U.S. stocks dropped on Monday after Microsoft withdrew its takeover bid for Yahoo and as commodity prices once again spiked. The Dow industrials lost 88 points, or 0.68%, the Nasdaq Composite fell 12 points, or 0.52%, and the S&P 500 lost 6 points, or 0.45%.
Without much economic news today, no doubt investors will have no choice but to focus on the high oil prices. After setting a record close Monday and hitting a new trading high of $120.93 a barrel Tuesday, crude retreated to $119.88, down 9 cents from Monday’s close. It is interesting that just as hopes were growing the slowdown of the US economy might not be as deep and long as originally thought, crude prices surge again, concerning investors about inflation and profits once again.

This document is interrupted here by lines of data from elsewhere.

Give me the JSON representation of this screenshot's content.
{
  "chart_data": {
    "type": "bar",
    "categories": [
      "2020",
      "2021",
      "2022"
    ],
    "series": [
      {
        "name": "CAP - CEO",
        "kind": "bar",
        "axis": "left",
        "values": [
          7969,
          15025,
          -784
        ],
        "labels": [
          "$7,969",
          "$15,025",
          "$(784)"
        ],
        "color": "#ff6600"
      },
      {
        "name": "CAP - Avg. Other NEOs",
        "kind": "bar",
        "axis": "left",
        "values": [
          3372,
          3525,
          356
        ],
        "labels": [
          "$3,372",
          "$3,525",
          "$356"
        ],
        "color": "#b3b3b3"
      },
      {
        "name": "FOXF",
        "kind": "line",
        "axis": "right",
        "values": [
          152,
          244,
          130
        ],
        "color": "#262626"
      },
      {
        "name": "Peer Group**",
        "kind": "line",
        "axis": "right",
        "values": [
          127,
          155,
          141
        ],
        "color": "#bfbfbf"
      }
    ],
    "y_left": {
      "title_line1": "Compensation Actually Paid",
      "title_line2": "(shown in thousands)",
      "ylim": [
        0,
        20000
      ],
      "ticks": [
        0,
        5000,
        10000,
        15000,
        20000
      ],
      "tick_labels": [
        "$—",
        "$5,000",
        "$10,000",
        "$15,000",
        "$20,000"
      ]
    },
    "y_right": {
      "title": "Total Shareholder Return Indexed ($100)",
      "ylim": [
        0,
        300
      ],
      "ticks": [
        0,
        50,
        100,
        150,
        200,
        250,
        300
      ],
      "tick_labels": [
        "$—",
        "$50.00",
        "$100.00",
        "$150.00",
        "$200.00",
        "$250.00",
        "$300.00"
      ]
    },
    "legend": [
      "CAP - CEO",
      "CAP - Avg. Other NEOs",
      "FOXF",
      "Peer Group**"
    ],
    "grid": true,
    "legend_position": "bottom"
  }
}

Several companies are reporting financial results this day including Fannie Mae (NYSE: FNM) and Qwest Communications (NYSE: Q). Disney (NYSE: DIS) and Cisco Systems (NYSE: CSCO) post results after the market close.
Also, the saga between Yahoo (NASDAQ: YHOO) and Microsoft (NASDAQ: MSFT) has not ended as Yahoo CEO Jerry Yang is said to still be open to a Microsoft takeover.
Swiss banking giant UBS AG (NYSE: UBS) announced Tuesday it would cut 5,500 jobs and reported a net loss of $10.97 billion for the first quarter.
Merck (NYSE: MRK) said Monday that it plans to cut 1,200 sales jobs, 15% of its sales workforce. The announcement comes after last week the FDA rejected Merck’s experimental Cordaptive drug.